TeenLit: How to Fight, Lie, and Cry Your Way to Popularity [and a Prom Date]: Lousy Life Lessons from 50 Teen Movies by Nikki Roddy.
With all the wise anti-bullying advice and sentiment circulating, it’s comforting to know that a film fan need go no further than the video shelf to get guidance. The life lesson author Nikki Roddy learned from Heathers (1988) is “To end high school cliques, date a psychopath who kills the cool kids (and then himself), leaving you to rule the school.” Sounds simple enough, doesn’t it? If we believe the media, there are plenty of psychopaths to be found hanging around school...including those in the cool clique.
Roddy analyzed fifty popular films and gleaned fifty inappropriate life lessons from them, which she gleefully shares with readers, along with “Sound Bites” (quotes), film stills, a synopsis of each, and goofy multiple-choice questions. Don’t sweat the quiz, it won’t be counted as part of your grade.
How to Fight, Lie, and Cry Your Way to Popularity [and a Prom Date]: Lousy Life Lessons from 50 Teen Movies is not just for girls, either. The lesson learned from Varsity Blues (1999), a story about a high school football team and its nutty coach, is “If your coach is criminally insane, don’t bother telling your parents or the school—just take matters into your own hands by defeating him in a locker room brawl.” The beauty of that plan is that even if you’re winded after the coach tries to strangle you, your team is going to win.

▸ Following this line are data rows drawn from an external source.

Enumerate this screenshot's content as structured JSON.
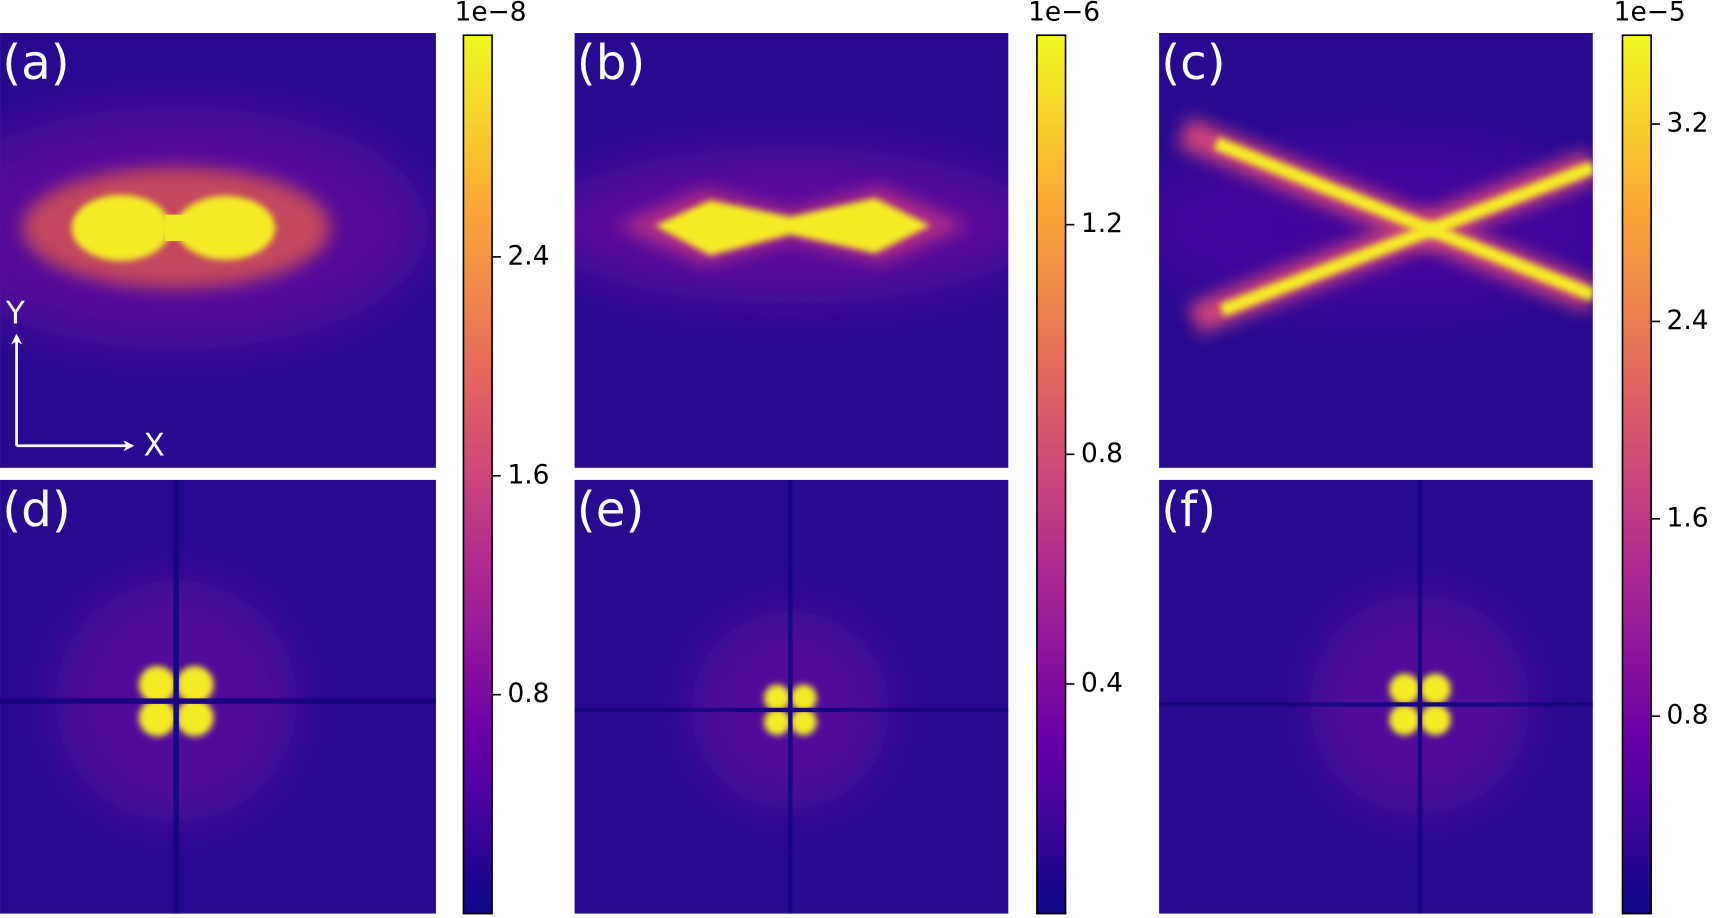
{
  "chart_data": [
    {
      "type": "heatmap",
      "colormap": "plasma",
      "panel_labels": [
        "(a)",
        "(d)"
      ],
      "axis_labels": {
        "y": "Y",
        "x": "X"
      },
      "colorbar_label": "1e−8",
      "ylim": [
        0,
        3.21
      ],
      "yticks": [
        0.8,
        1.6,
        2.4
      ]
    },
    {
      "type": "heatmap",
      "colormap": "plasma",
      "panel_labels": [
        "(b)",
        "(e)"
      ],
      "colorbar_label": "1e−6",
      "ylim": [
        0,
        1.53
      ],
      "yticks": [
        0.4,
        0.8,
        1.2
      ]
    },
    {
      "type": "heatmap",
      "colormap": "plasma",
      "panel_labels": [
        "(c)",
        "(f)"
      ],
      "colorbar_label": "1e−5",
      "ylim": [
        0,
        3.56
      ],
      "yticks": [
        0.8,
        1.6,
        2.4,
        3.2
      ]
    }
  ]
}
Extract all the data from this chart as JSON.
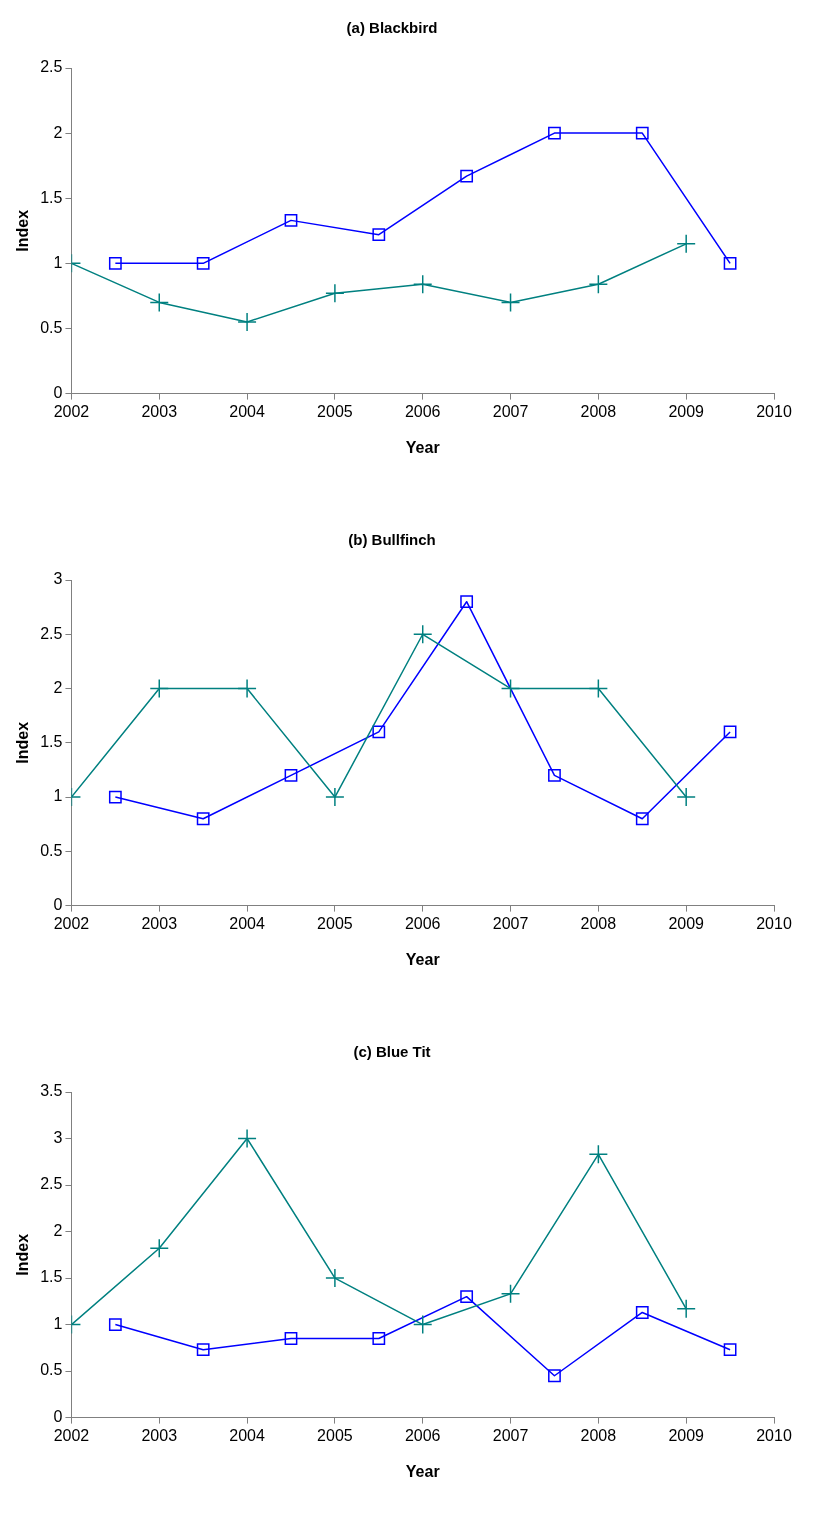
{
  "chart_data": [
    {
      "type": "line",
      "title": "(a) Blackbird",
      "xlabel": "Year",
      "ylabel": "Index",
      "xlim": [
        2002,
        2010
      ],
      "xticks": [
        2002,
        2003,
        2004,
        2005,
        2006,
        2007,
        2008,
        2009,
        2010
      ],
      "ylim": [
        0,
        2.5
      ],
      "yticks": [
        0,
        0.5,
        1,
        1.5,
        2,
        2.5
      ],
      "grid": false,
      "legend": false,
      "series": [
        {
          "color": "#008080",
          "marker": "cross",
          "x": [
            2002,
            2003,
            2004,
            2005,
            2006,
            2007,
            2008,
            2009
          ],
          "values": [
            1,
            0.7,
            0.55,
            0.77,
            0.84,
            0.7,
            0.84,
            1.15
          ]
        },
        {
          "color": "#0000ff",
          "marker": "square",
          "x": [
            2002.5,
            2003.5,
            2004.5,
            2005.5,
            2006.5,
            2007.5,
            2008.5,
            2009.5
          ],
          "values": [
            1,
            1,
            1.33,
            1.22,
            1.67,
            2,
            2,
            1
          ]
        }
      ]
    },
    {
      "type": "line",
      "title": "(b) Bullfinch",
      "xlabel": "Year",
      "ylabel": "Index",
      "xlim": [
        2002,
        2010
      ],
      "xticks": [
        2002,
        2003,
        2004,
        2005,
        2006,
        2007,
        2008,
        2009,
        2010
      ],
      "ylim": [
        0,
        3
      ],
      "yticks": [
        0,
        0.5,
        1,
        1.5,
        2,
        2.5,
        3
      ],
      "grid": false,
      "legend": false,
      "series": [
        {
          "color": "#008080",
          "marker": "cross",
          "x": [
            2002,
            2003,
            2004,
            2005,
            2006,
            2007,
            2008,
            2009
          ],
          "values": [
            1,
            2,
            2,
            1,
            2.5,
            2,
            2,
            1
          ]
        },
        {
          "color": "#0000ff",
          "marker": "square",
          "x": [
            2002.5,
            2003.5,
            2004.5,
            2005.5,
            2006.5,
            2007.5,
            2008.5,
            2009.5
          ],
          "values": [
            1,
            0.8,
            1.2,
            1.6,
            2.8,
            1.2,
            0.8,
            1.6
          ]
        }
      ]
    },
    {
      "type": "line",
      "title": "(c) Blue Tit",
      "xlabel": "Year",
      "ylabel": "Index",
      "xlim": [
        2002,
        2010
      ],
      "xticks": [
        2002,
        2003,
        2004,
        2005,
        2006,
        2007,
        2008,
        2009,
        2010
      ],
      "ylim": [
        0,
        3.5
      ],
      "yticks": [
        0,
        0.5,
        1,
        1.5,
        2,
        2.5,
        3,
        3.5
      ],
      "grid": false,
      "legend": false,
      "series": [
        {
          "color": "#008080",
          "marker": "cross",
          "x": [
            2002,
            2003,
            2004,
            2005,
            2006,
            2007,
            2008,
            2009
          ],
          "values": [
            1,
            1.82,
            3,
            1.5,
            1,
            1.33,
            2.83,
            1.17
          ]
        },
        {
          "color": "#0000ff",
          "marker": "square",
          "x": [
            2002.5,
            2003.5,
            2004.5,
            2005.5,
            2006.5,
            2007.5,
            2008.5,
            2009.5
          ],
          "values": [
            1,
            0.73,
            0.85,
            0.85,
            1.3,
            0.45,
            1.13,
            0.73
          ]
        }
      ]
    }
  ]
}
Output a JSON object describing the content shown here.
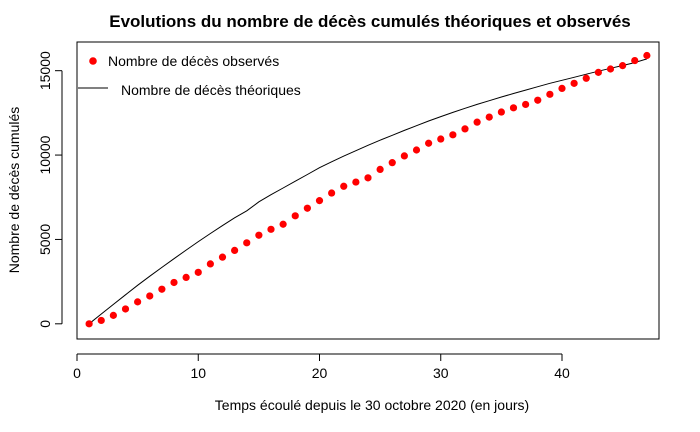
{
  "chart_data": {
    "type": "scatter",
    "title": "Evolutions du nombre de décès cumulés théoriques et observés",
    "xlabel": "Temps écoulé depuis le 30 octobre 2020 (en jours)",
    "ylabel": "Nombre de décès cumulés",
    "xlim": [
      0,
      48
    ],
    "ylim": [
      -900,
      16700
    ],
    "x_ticks": [
      0,
      10,
      20,
      30,
      40
    ],
    "y_ticks": [
      0,
      5000,
      10000,
      15000
    ],
    "grid": false,
    "legend_position": "top-left",
    "legend": {
      "observed_label": "Nombre de décès   observés",
      "theoretical_label": "Nombre de décès théoriques"
    },
    "series": [
      {
        "name": "Nombre de décès   observés",
        "kind": "points",
        "color": "#ff0000",
        "x": [
          1,
          2,
          3,
          4,
          5,
          6,
          7,
          8,
          9,
          10,
          11,
          12,
          13,
          14,
          15,
          16,
          17,
          18,
          19,
          20,
          21,
          22,
          23,
          24,
          25,
          26,
          27,
          28,
          29,
          30,
          31,
          32,
          33,
          34,
          35,
          36,
          37,
          38,
          39,
          40,
          41,
          42,
          43,
          44,
          45,
          46,
          47
        ],
        "y": [
          0,
          200,
          500,
          880,
          1300,
          1650,
          2050,
          2450,
          2750,
          3050,
          3550,
          3950,
          4350,
          4800,
          5250,
          5600,
          5900,
          6400,
          6850,
          7300,
          7750,
          8150,
          8400,
          8650,
          9150,
          9550,
          9950,
          10300,
          10700,
          10950,
          11200,
          11550,
          11950,
          12250,
          12550,
          12800,
          13000,
          13250,
          13600,
          13950,
          14250,
          14550,
          14900,
          15100,
          15300,
          15600,
          15900
        ]
      },
      {
        "name": "Nombre de décès théoriques",
        "kind": "line",
        "color": "#000000",
        "x": [
          1,
          2,
          3,
          4,
          5,
          6,
          7,
          8,
          9,
          10,
          11,
          12,
          13,
          14,
          15,
          16,
          17,
          18,
          19,
          20,
          21,
          22,
          23,
          24,
          25,
          26,
          27,
          28,
          29,
          30,
          31,
          32,
          33,
          34,
          35,
          36,
          37,
          38,
          39,
          40,
          41,
          42,
          43,
          44,
          45,
          46,
          47
        ],
        "y": [
          0,
          580,
          1150,
          1720,
          2280,
          2820,
          3340,
          3860,
          4370,
          4870,
          5350,
          5820,
          6280,
          6700,
          7230,
          7650,
          8050,
          8450,
          8850,
          9250,
          9600,
          9940,
          10260,
          10580,
          10880,
          11170,
          11460,
          11740,
          12020,
          12280,
          12530,
          12770,
          13000,
          13220,
          13440,
          13650,
          13850,
          14050,
          14250,
          14430,
          14610,
          14790,
          14970,
          15140,
          15310,
          15480,
          15700
        ]
      }
    ]
  }
}
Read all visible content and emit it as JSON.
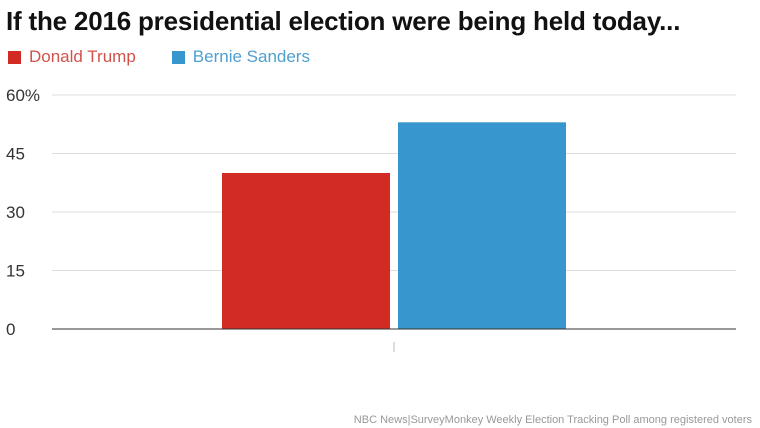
{
  "title": "If the 2016 presidential election were being held today...",
  "source": "NBC News|SurveyMonkey Weekly Election Tracking Poll among registered voters",
  "chart_data": {
    "type": "bar",
    "categories": [
      ""
    ],
    "series": [
      {
        "name": "Donald Trump",
        "color": "#d12b24",
        "values": [
          40
        ]
      },
      {
        "name": "Bernie Sanders",
        "color": "#3896cf",
        "values": [
          53
        ]
      }
    ],
    "ylim": [
      0,
      60
    ],
    "yticks": [
      0,
      15,
      30,
      45,
      60
    ],
    "ytick_labels": [
      "0",
      "15",
      "30",
      "45",
      "60%"
    ],
    "grid": true,
    "legend": "top-left"
  }
}
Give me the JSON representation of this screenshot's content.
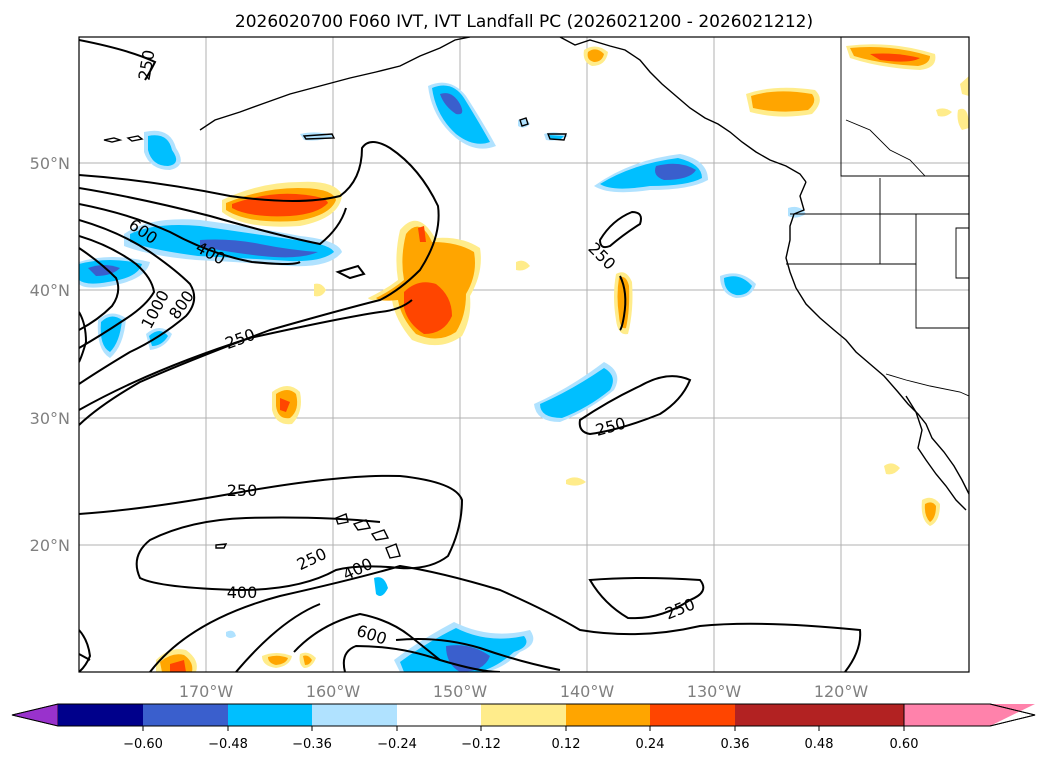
{
  "title": "2026020700 F060 IVT, IVT Landfall PC (2026021200 - 2026021212)",
  "map": {
    "lon_range": [
      -180,
      -110
    ],
    "lat_range": [
      10,
      60
    ],
    "lat_ticks": [
      {
        "lat": 50,
        "label": "50°N"
      },
      {
        "lat": 40,
        "label": "40°N"
      },
      {
        "lat": 30,
        "label": "30°N"
      },
      {
        "lat": 20,
        "label": "20°N"
      }
    ],
    "lon_ticks": [
      {
        "lon": -170,
        "label": "170°W"
      },
      {
        "lon": -160,
        "label": "160°W"
      },
      {
        "lon": -150,
        "label": "150°W"
      },
      {
        "lon": -140,
        "label": "140°W"
      },
      {
        "lon": -130,
        "label": "130°W"
      },
      {
        "lon": -120,
        "label": "120°W"
      }
    ],
    "contour_labels": [
      "250",
      "250",
      "600",
      "400",
      "1000",
      "800",
      "250",
      "250",
      "250",
      "250",
      "400",
      "400",
      "250",
      "600",
      "250"
    ]
  },
  "colorbar": {
    "colors": [
      "#9932cc",
      "#00008b",
      "#3a5fcd",
      "#00bfff",
      "#b0e2ff",
      "#ffffff",
      "#ffec8b",
      "#ffa500",
      "#ff4500",
      "#b22222",
      "#ff82ab"
    ],
    "ticks": [
      "−0.60",
      "−0.48",
      "−0.36",
      "−0.24",
      "−0.12",
      "0.12",
      "0.24",
      "0.36",
      "0.48",
      "0.60"
    ],
    "extend": "both"
  }
}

For teens interested in securing a good education at a primo university, Risky Business (1983) teaches “If you lie to your parents, steal your dad’s car, and solicit a prostitute, you’ll get into an Ivy League school.” Now I know where I went wrong. Those looking for love might take a lesson from Splendor in the Grass (1961): “If you take your parents advice and don’t have sex with your high school love, you’ll get dumped and wind up in a mental institution.”